The US’s MEK market largely relies on imports from regions such as Asia, Europe, and South Africa. Japan and Taiwan are the primary suppliers of MEK in Asia, while China's MEK exports saw a complete drop following the imposition of heavy tariffs on Chinese goods by Trump in early 2025.
The high freight rate from Asia to the USA also contributed to a reduced import demand. By the end of December, freight rates from Asia to the West Coast of North America continued to rise compared to the previous week. US buyers are waiting for the reduction in these rates.
MEK supply levels from Asia remained stable, with no significant port congestion reported at the Osaka and other Asian ports. Most MEK production facilities in Asia are operating smoothly, with no major plant shutdowns noted and sufficient availability of the feedstock sec-butanol.
MEK demand in the major exporting countries in Asia, like Japan remained low due to a slowdown in the construction sector. Downstream buyers are not purchasing in bulk, and many manufacturers are focused on destocking as the year concludes. This destocking process, combined with high supply from Asia, is further depressing market sentiment, forcing manufacturers to lower prices, which is reflected in the CFR prices in the USA. Inventory levels in the US market remain elevated.
Domestic demand for MEK in the USA has remained weak, demonstrating both seasonal slowdowns and ongoing structural issues in construction-related consumption.

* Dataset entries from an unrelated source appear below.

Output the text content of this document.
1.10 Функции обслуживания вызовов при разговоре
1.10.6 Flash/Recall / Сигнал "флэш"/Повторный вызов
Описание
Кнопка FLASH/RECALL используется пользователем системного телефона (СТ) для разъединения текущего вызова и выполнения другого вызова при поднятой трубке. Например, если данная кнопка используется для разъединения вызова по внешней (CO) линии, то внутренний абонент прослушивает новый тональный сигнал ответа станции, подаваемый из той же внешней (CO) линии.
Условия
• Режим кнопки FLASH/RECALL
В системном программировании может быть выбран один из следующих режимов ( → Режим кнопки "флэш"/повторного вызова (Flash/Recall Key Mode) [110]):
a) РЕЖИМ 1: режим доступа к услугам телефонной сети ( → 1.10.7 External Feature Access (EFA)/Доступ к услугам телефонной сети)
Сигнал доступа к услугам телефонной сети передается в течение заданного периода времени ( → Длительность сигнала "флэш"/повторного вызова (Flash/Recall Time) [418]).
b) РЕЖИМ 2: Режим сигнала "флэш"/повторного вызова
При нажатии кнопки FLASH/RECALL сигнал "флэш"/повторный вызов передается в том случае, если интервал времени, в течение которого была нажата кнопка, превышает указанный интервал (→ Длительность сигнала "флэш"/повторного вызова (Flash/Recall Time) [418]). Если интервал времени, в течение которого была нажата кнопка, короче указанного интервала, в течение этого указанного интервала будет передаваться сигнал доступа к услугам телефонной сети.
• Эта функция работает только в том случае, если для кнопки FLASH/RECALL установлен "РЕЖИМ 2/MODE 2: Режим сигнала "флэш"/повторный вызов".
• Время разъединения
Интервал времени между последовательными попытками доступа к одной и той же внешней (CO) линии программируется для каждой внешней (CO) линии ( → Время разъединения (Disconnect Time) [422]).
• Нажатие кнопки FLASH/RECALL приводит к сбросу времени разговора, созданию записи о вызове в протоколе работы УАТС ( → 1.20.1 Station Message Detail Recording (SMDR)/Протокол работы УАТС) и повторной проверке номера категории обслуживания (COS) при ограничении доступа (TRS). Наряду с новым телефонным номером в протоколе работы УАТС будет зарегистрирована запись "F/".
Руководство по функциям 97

Producers of architectural and industrial coatings—the largest downstream consumers—have decreased their bulk orders as construction activity has slowed in colder regions.
The construction sector in the U.S. has faced month-over-month pressure, with the commercial, industrial, and residential segments all experiencing a slowdown in project execution. Market sources indicate that the U.S. construction sector saw a decline of 2.7% in 2025, driven by increased input costs, trade policy uncertainty, and negative builder sentiments.
Rising costs for inputs such as steel and lumber are squeezing profit margins. For the 20th consecutive month, builder sentiment regarding new single-family homes has remained pessimistic. Builders have noted that persistent challenges and rising housing inventories are further affecting market sentiment, with nearly two-thirds of them offering incentives to boost demand.
According to ChemAnalyst data, MEK prices in the USA are expected to rise due to restocking following the year-end and festival season, which is anticipated to enhance short-term buying sentiment. Furthermore, the upcoming lunar year in parts of Asia may prompt US buyers to ramp up their purchasing activities in anticipation of the market closures during that time.